SANTA ANA, Calif. (Legal Newsline) – A former star on “Storage Wars” has lost his lawsuit against Public Storage after a $12,000 sale of a unit’s contents was voided.
California’s Fourth Appellate District ruled May 28 that a sales agreement between Dave Hester and Public Storage included a clause that let the company void the sale for any reason and that Hester did not sign it under duress.
Hester was the star of “Storage Wars” on A&E until he was fired in 2012. He made appearances on the show following a wrongful termination lawsuit.
“Nothing in the record shows defendant did anything akin to a wrongful act. All participants must agree to the null and void clauses to participate in defendant’s lien sales,” Justice Eileen Moore wrote.
“The clauses are not unlawful under any of the statutes cited by plaintiff. And there is no evidence that defendant created this requirement for any coercive purpose or in bad faith or is exercising these clauses in such a manner.
“Instead, the record suggests the null and void clauses serve a practical business function. They allow defendant to avoid mistakenly selling its occupants’ possessions.”
Hester purchased the contents of a storage unit in Fountain Valley for $11,800, but Public Storage realized soon after the sale that the renter was up to date on his bill and that he was incorrectly marked as delinquent in the company’s computer system.
So Public Storage exercised the clause in its agreement with Hester that let it void the sale, in particular if “the District Manager verifies that the tenant has paid the outstanding balance in full while the auction was taking place.”
The renter had actually paid his balance weeks before the sale.
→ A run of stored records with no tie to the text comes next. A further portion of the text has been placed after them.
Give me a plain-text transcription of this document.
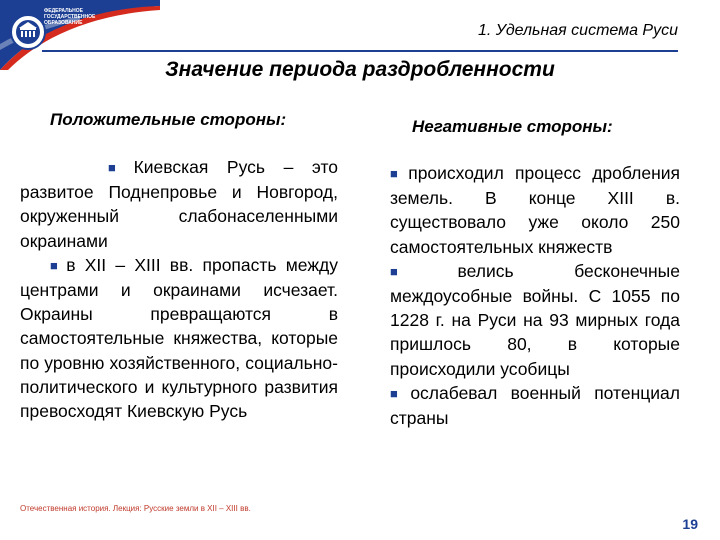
ФЕДЕРАЛЬНОЕ ГОСУДАРСТВЕННОЕ ОБРАЗОВАНИЕ	1. Удельная система Руси
Значение периода раздробленности
Положительные стороны:	Негативные стороны:

■ Киевская Русь – это развитое Поднепровье и Новгород, окруженный слабонаселенными окраинами

■ в XII – XIII вв. пропасть между центрами и окраинами исчезает. Окраины превращаются в самостоятельные княжества, которые по уровню хозяйственного, социально-политического и культурного развития превосходят Киевскую Русь

■ происходил процесс дробления земель. В конце XIII в. существовало уже около 250 самостоятельных княжеств

■ велись бесконечные междоусобные войны. С 1055 по 1228 г. на Руси на 93 мирных года пришлось 80, в которые происходили усобицы

■ ослабевал военный потенциал страны

Отечественная история. Лекция: Русские земли в XII – XIII вв.
19
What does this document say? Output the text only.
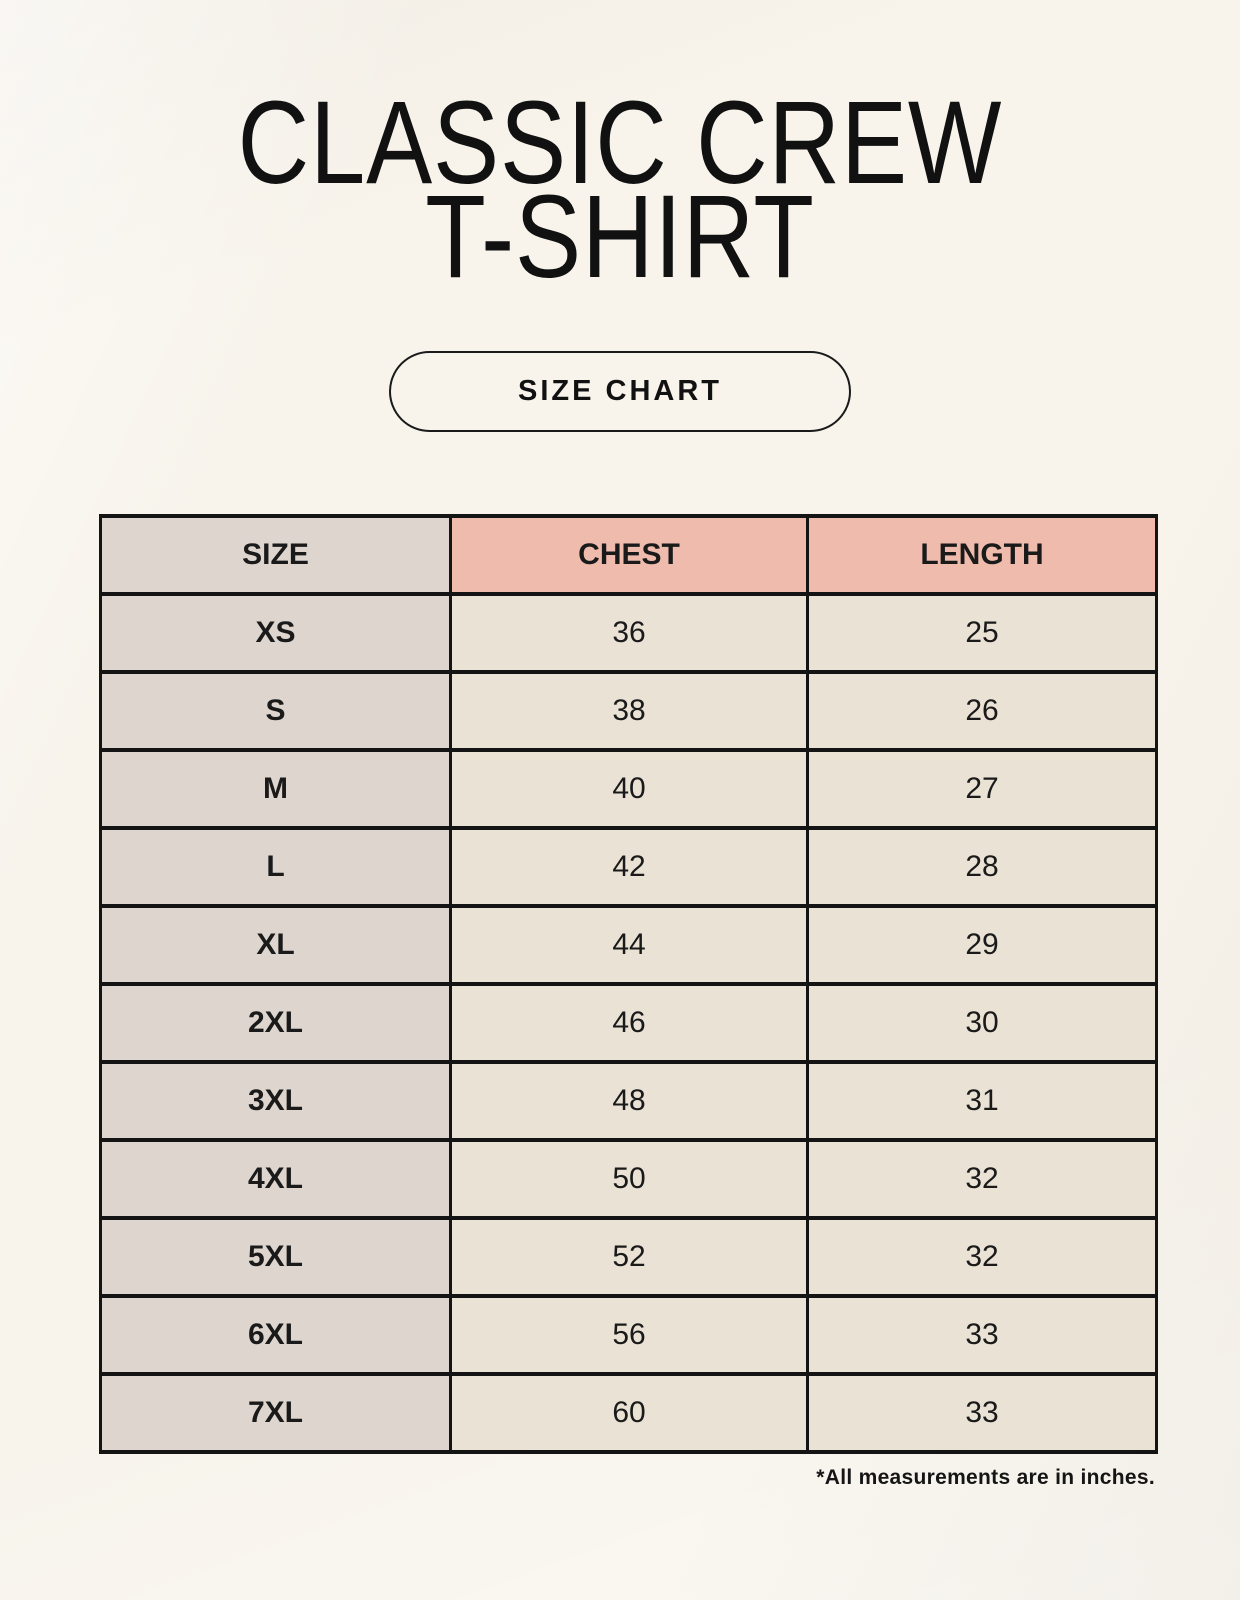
CLASSIC CREW
T-SHIRT
SIZE CHART
SIZE	CHEST	LENGTH
XS	36	25
S	38	26
M	40	27
L	42	28
XL	44	29
2XL	46	30
3XL	48	31
4XL	50	32
5XL	52	32
6XL	56	33
7XL	60	33
*All measurements are in inches.
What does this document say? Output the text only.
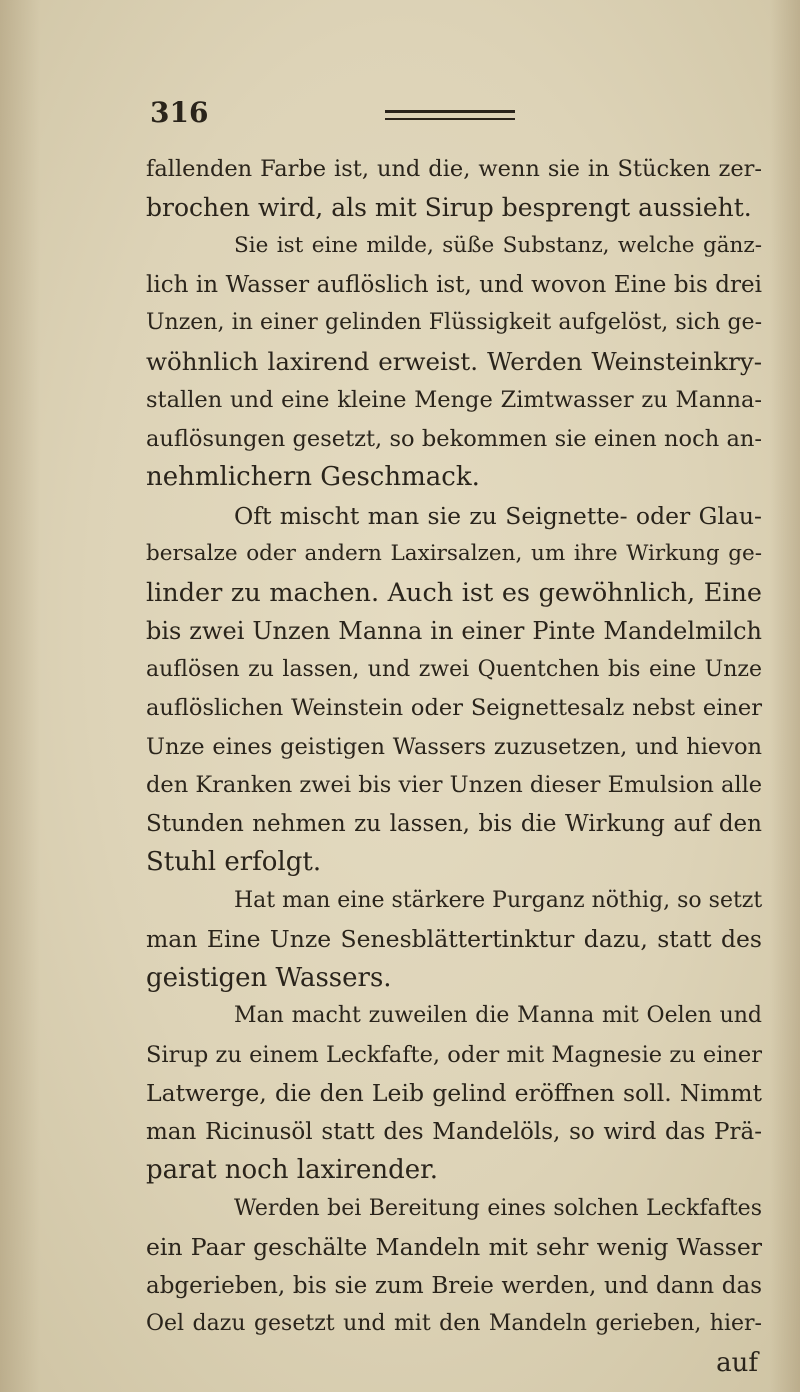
316
fallenden Farbe ist, und die, wenn sie in Stücken zer-
brochen wird, als mit Sirup besprengt aussieht.
Sie ist eine milde, süße Substanz, welche gänz-
lich in Wasser auflöslich ist, und wovon Eine bis drei
Unzen, in einer gelinden Flüssigkeit aufgelöst, sich ge-
wöhnlich laxirend erweist. Werden Weinsteinkry-
stallen und eine kleine Menge Zimtwasser zu Manna-
auflösungen gesetzt, so bekommen sie einen noch an-
nehmlichern Geschmack.
Oft mischt man sie zu Seignette- oder Glau-
bersalze oder andern Laxirsalzen, um ihre Wirkung ge-
linder zu machen. Auch ist es gewöhnlich, Eine
bis zwei Unzen Manna in einer Pinte Mandelmilch
auflösen zu lassen, und zwei Quentchen bis eine Unze
auflöslichen Weinstein oder Seignettesalz nebst einer
Unze eines geistigen Wassers zuzusetzen, und hievon
den Kranken zwei bis vier Unzen dieser Emulsion alle
Stunden nehmen zu lassen, bis die Wirkung auf den
Stuhl erfolgt.
Hat man eine stärkere Purganz nöthig, so setzt
man Eine Unze Senesblättertinktur dazu, statt des
geistigen Wassers.
Man macht zuweilen die Manna mit Oelen und
Sirup zu einem Leckfafte, oder mit Magnesie zu einer
Latwerge, die den Leib gelind eröffnen soll. Nimmt
man Ricinusöl statt des Mandelöls, so wird das Prä-
parat noch laxirender.
Werden bei Bereitung eines solchen Leckfaftes
ein Paar geschälte Mandeln mit sehr wenig Wasser
abgerieben, bis sie zum Breie werden, und dann das
Oel dazu gesetzt und mit den Mandeln gerieben, hier-
auf
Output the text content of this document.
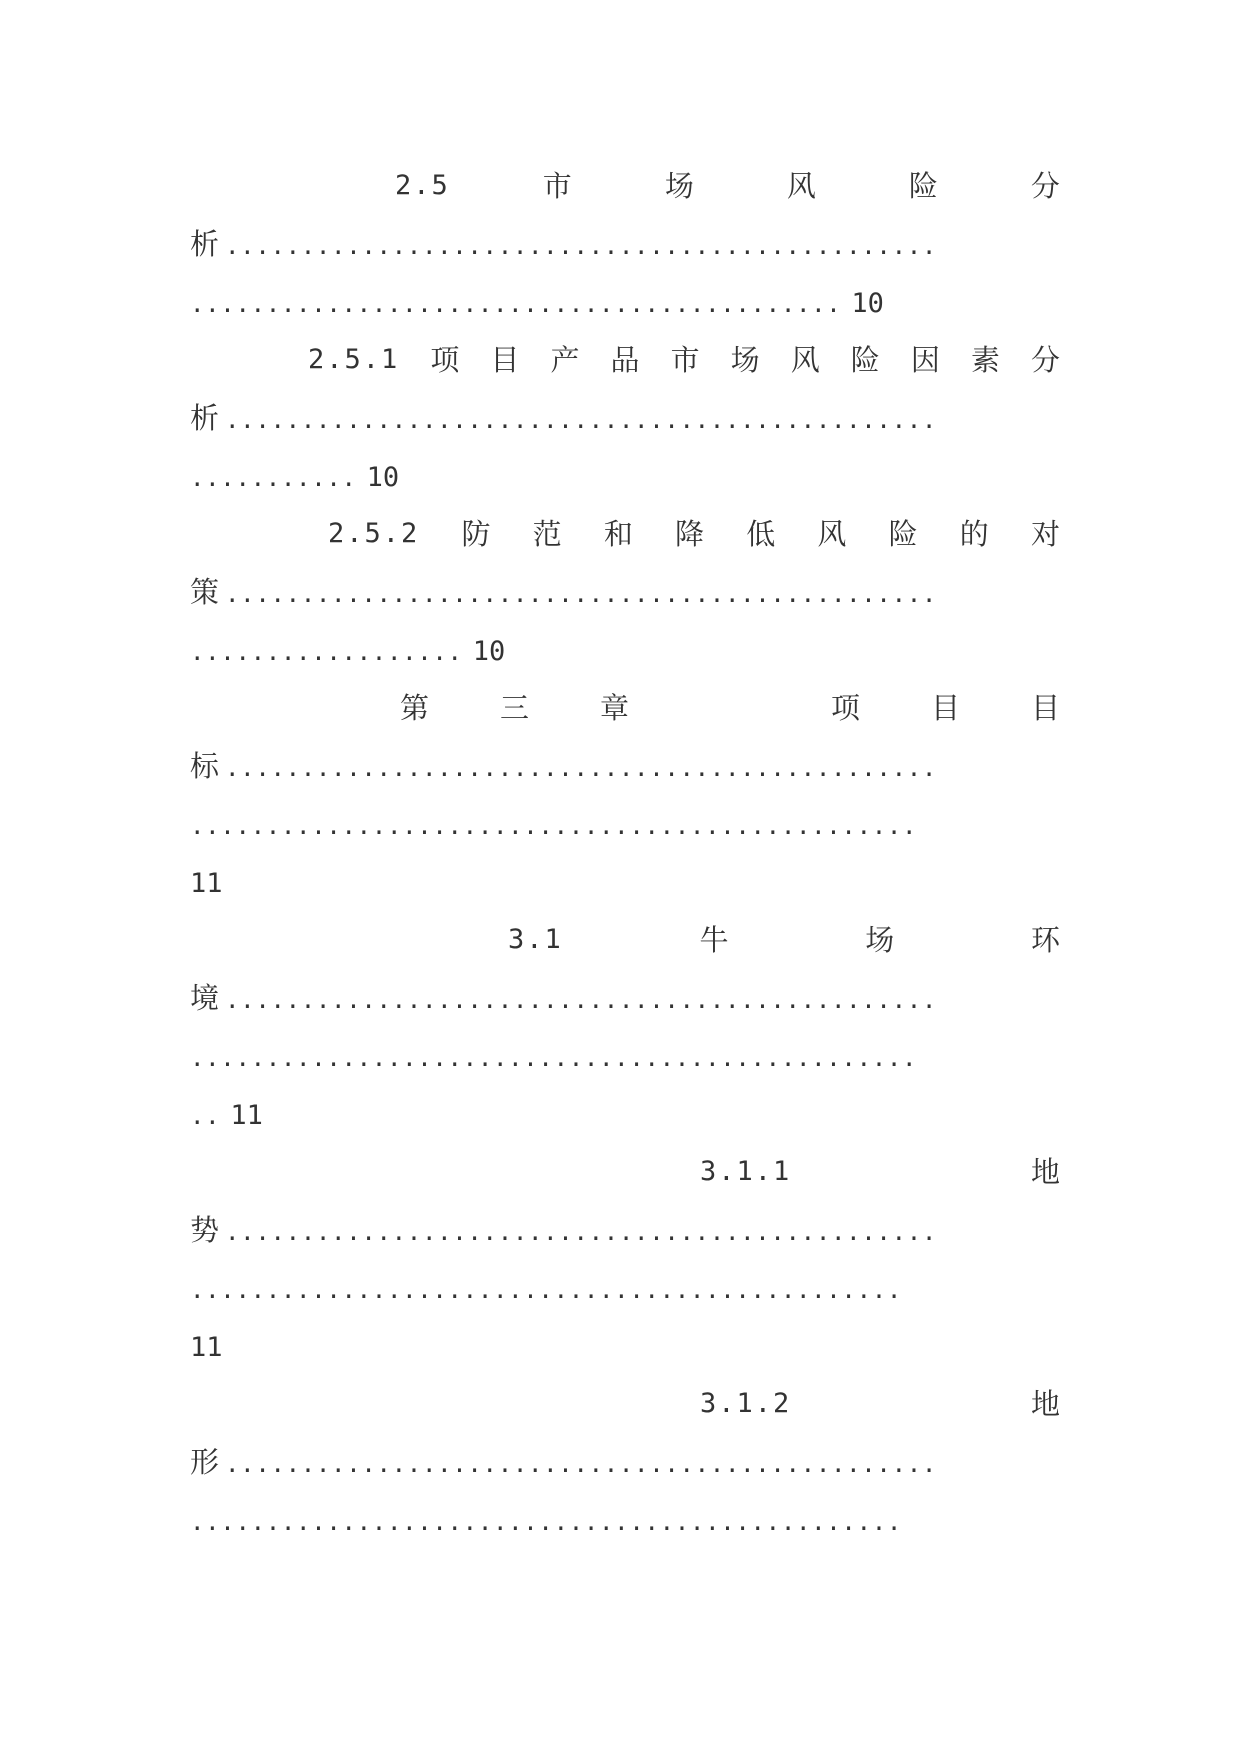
2.5	市	场	风	险	分
析 ...............................................
........................................... 10
2.5.1 项 目 产 品 市 场 风 险 因 素 分
析 ...............................................
........... 10
2.5.2 防 范 和 降 低 风 险 的 对
策 ...............................................
.................. 10
第 三 章	项 目 目
标 ...............................................
................................................
11
3.1	牛	场	环
境 ...............................................
................................................
.. 11
3.1.1	地
势 ...............................................
...............................................
11
3.1.2	地
形 ...............................................
...............................................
Hester was reimbursed but in a lawsuit alleged breach of contract and three other claims. The trial court dismissed three of the claims, and the sides settled Hester’s allegation of auctioneer misconduct.
Hester claimed the null and void clause in the sales agreement was improper because it was precluded by various statutes and that he agreed to it under duress.
“Refusal to accept the clauses would effectively bar him from participating in defendant’s lien sales, which, he asserts, would cause him to lose 25 percent of his income,” Justice Moore wrote.
“He contends there is a triable issue of fact as to whether the threat of this loss constitutes economic duress. We find no triable issue of fact exists.”